Ванька Каин (Рогов) - страница 37

Радостен, радостен теперешний час,
Видел я, видел надежду свою,
Что ходит, гуляет в зелёном саду...

Голос поднялся сам, будто он ни в какой не в сумеречной невеликой душной каморе об одном окне, а под высоким-высоким солнечным небом и вокруг такой простор и красота, что от счастья звенит не только душа — всё тело звенит.

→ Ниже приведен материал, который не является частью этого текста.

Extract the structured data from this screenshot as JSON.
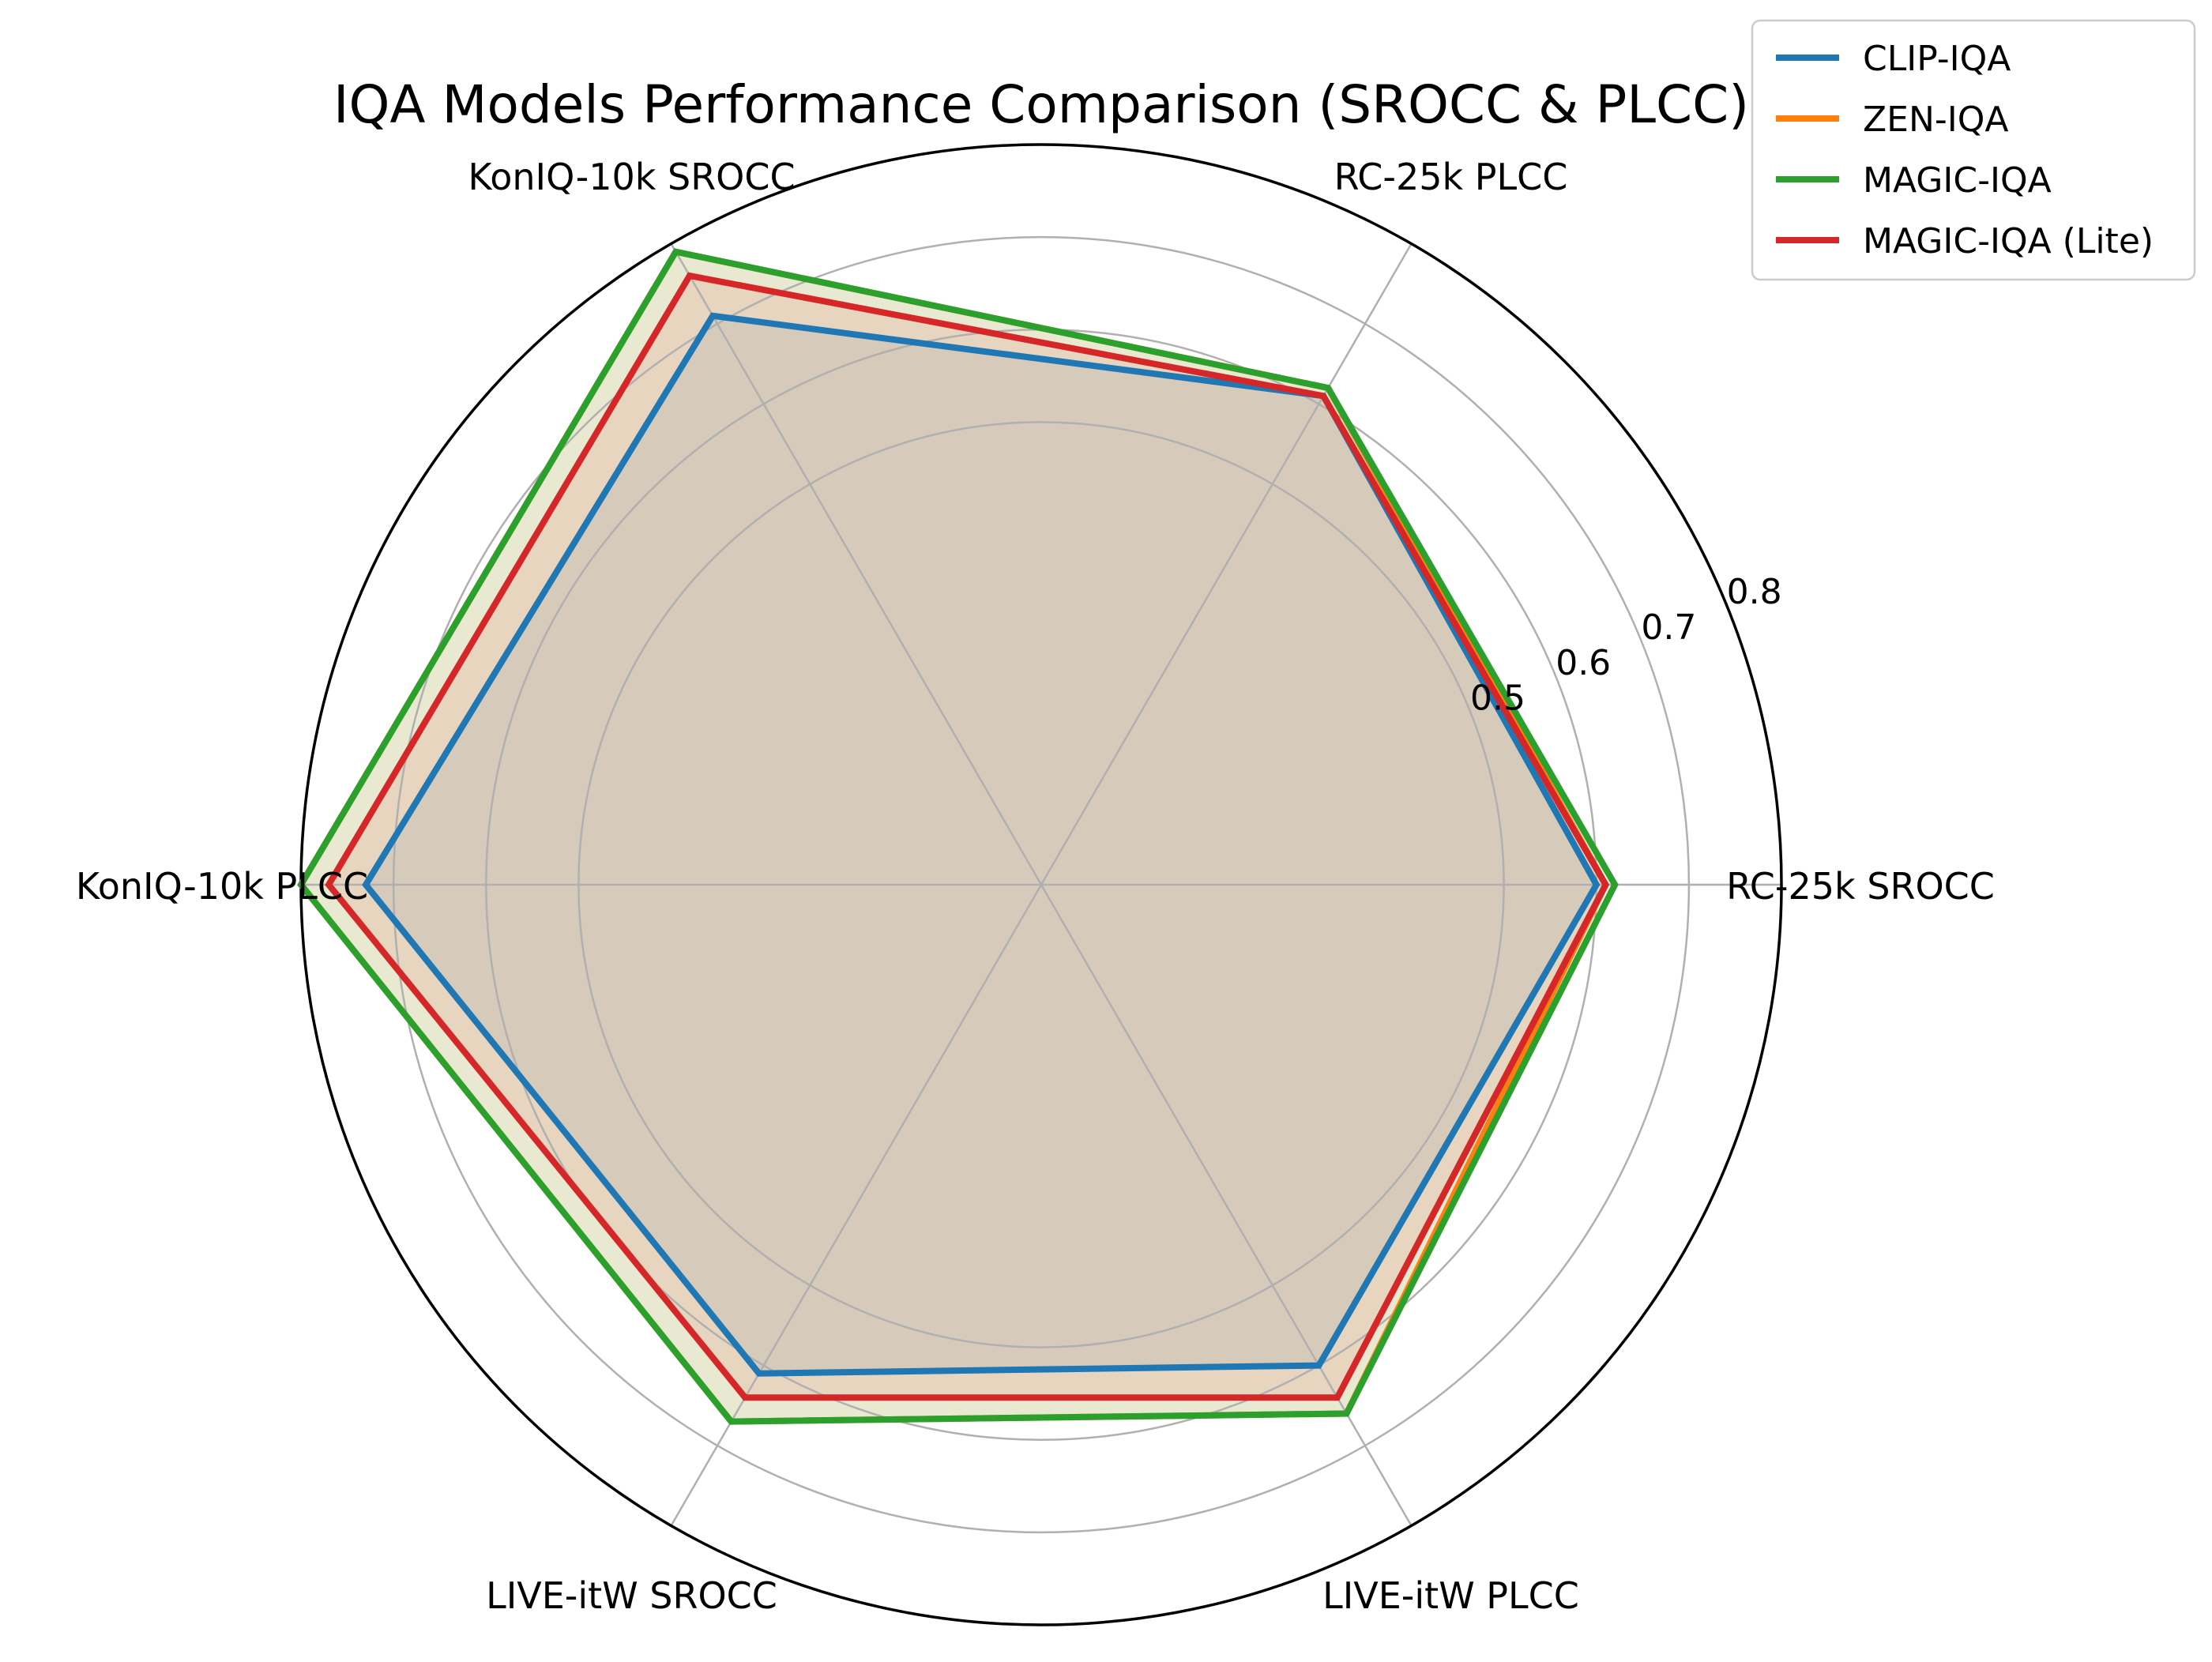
{
  "chart_data": {
    "type": "radar",
    "title": "IQA Models Performance Comparison (SROCC & PLCC)",
    "axes": [
      "RC-25k SROCC",
      "RC-25k PLCC",
      "KonIQ-10k SROCC",
      "KonIQ-10k PLCC",
      "LIVE-itW SROCC",
      "LIVE-itW PLCC"
    ],
    "rticks": [
      0.5,
      0.6,
      0.7,
      0.8
    ],
    "rtick_labels": [
      "0.5",
      "0.6",
      "0.7",
      "0.8"
    ],
    "rlim": [
      0.0,
      0.8
    ],
    "grid": true,
    "legend_position": "top-right",
    "series": [
      {
        "name": "CLIP-IQA",
        "color": "#1f77b4",
        "values": [
          0.6,
          0.61,
          0.71,
          0.73,
          0.61,
          0.6
        ]
      },
      {
        "name": "ZEN-IQA",
        "color": "#ff7f0e",
        "values": [
          0.61,
          0.62,
          0.79,
          0.8,
          0.67,
          0.66
        ]
      },
      {
        "name": "MAGIC-IQA",
        "color": "#2ca02c",
        "values": [
          0.62,
          0.62,
          0.79,
          0.8,
          0.67,
          0.66
        ]
      },
      {
        "name": "MAGIC-IQA (Lite)",
        "color": "#d62728",
        "values": [
          0.61,
          0.61,
          0.76,
          0.77,
          0.64,
          0.64
        ]
      }
    ]
  }
}
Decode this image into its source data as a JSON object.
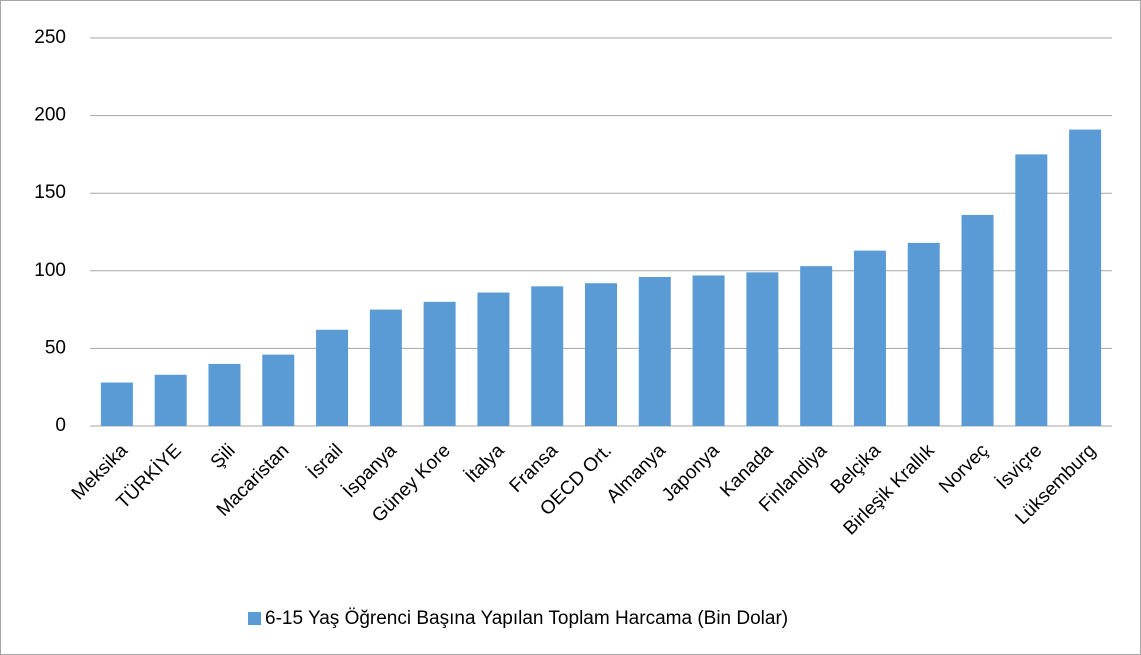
{
  "chart_data": {
    "type": "bar",
    "categories": [
      "Meksika",
      "TÜRKİYE",
      "Şili",
      "Macaristan",
      "İsrail",
      "İspanya",
      "Güney Kore",
      "İtalya",
      "Fransa",
      "OECD Ort.",
      "Almanya",
      "Japonya",
      "Kanada",
      "Finlandiya",
      "Belçika",
      "Birleşik Krallık",
      "Norveç",
      "İsviçre",
      "Lüksemburg"
    ],
    "series": [
      {
        "name": "6-15 Yaş Öğrenci Başına Yapılan Toplam Harcama (Bin Dolar)",
        "color": "#5b9bd5",
        "values": [
          28,
          33,
          40,
          46,
          62,
          75,
          80,
          86,
          90,
          92,
          96,
          97,
          99,
          103,
          113,
          118,
          136,
          175,
          191
        ]
      }
    ],
    "ylim": [
      0,
      250
    ],
    "yticks": [
      0,
      50,
      100,
      150,
      200,
      250
    ],
    "grid": true,
    "legend": "bottom"
  }
}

Что ходит, гуляет в зелёном саду,
Щиплет, ломает зелен виноград,
Коренья бросает ко мне на кровать...

После такого он обязательно пел, и все бабы очень любили это, и он сам очень любил петь им, потому что так выходило прямо из души в душу, из горячей в горячую — они тогда жгли, они испепеляли тогда его самого, его песни и баб тоже, конечно, с некоторыми бог знает что творилось. Но эта Федосья в первый момент застыла от столь неожиданного и такого необычного пронзительно-светлого пения, потом медленно поднялась, всё больше и больше мрачнея, темнея глазами, и вдруг крепко запечатала ему рот рукой — он аж захлебнулся звуком, горло сдавило. Белая мягкая рука оказалась очень сильной.

— Не надо!

   — Не нравится?! — сильно удивился он.

Поморщилась:

   — Не надо... и всё!

И стала быстро одеваться. Сказала, что ей пора и чтоб не провожал, не выходил даже во двор. Оказалась неразговорчивой, немногословной, и он тоже решил помолчать. Легонько улыбаясь, разглядывал одевающуюся — привыкал. Но напоследок всё же глянул выразительно-вопросительно, и она, улыбнувшись, кивнула и сказала:

   — Приду. В это же время через два дня.

   — Завтра! — вскричал, взмолился Иван, протягивая к ней руки.

   — Сказала! Но больше не пой!

А через два дня после немыслимых безумств, ибо он извёлся, озверел за эти два дня, так страшно хотел её, да и она, судя по всему, так же хотела и так же маялась, — так вот, когда малость отдышались, она вдруг и говорит:

   — Ходить к тебе буду во второк и четверток, нет, в пятницу. В такое же время.

   — Прибавь хоть ещё денёк! — пошутил он.

Но она нахмурилась и махнула рукой, не принимая шутки:

   — Но только если дашь клятву.

   — Клянусь, что люблю как зверь, — хошь верь, хошь не верь!

   — Я серьёзно. Ходить буду, но только так, чтобы об этом знал только ты один. И главное: чтобы никто из моих родных и моих близких не знал и никогда не узнал. Ты наглый, уж и к дому отцовскому, говоришь, приходил, многое поразведал. Так вот, чтобы у дома отцовского боле никогда не был, и на улицах боле ко мне никогда не подходил, и не узнавал нигде. Узнаешь, подойдёшь — никогда боле не увидишь. Я сама буду во второк и в пятницу приходить, но часа на два — боле нельзя. И ты не встречай никогда, отомкни калитку — и всё. Чтоб никто нас не видел. И лучше, если каку ещё квартиру найдёшь, не таку заметную. И никогда ни о чём про меня и про моих не спрашивай. Про мужа Иевлева знай: был, уехал, скоро уж три года назад, и сгинул, то ли погиб, то ли скрылся — не ведаем, не узнали. Боле знать нечего. Согласный, чтоб так ходила?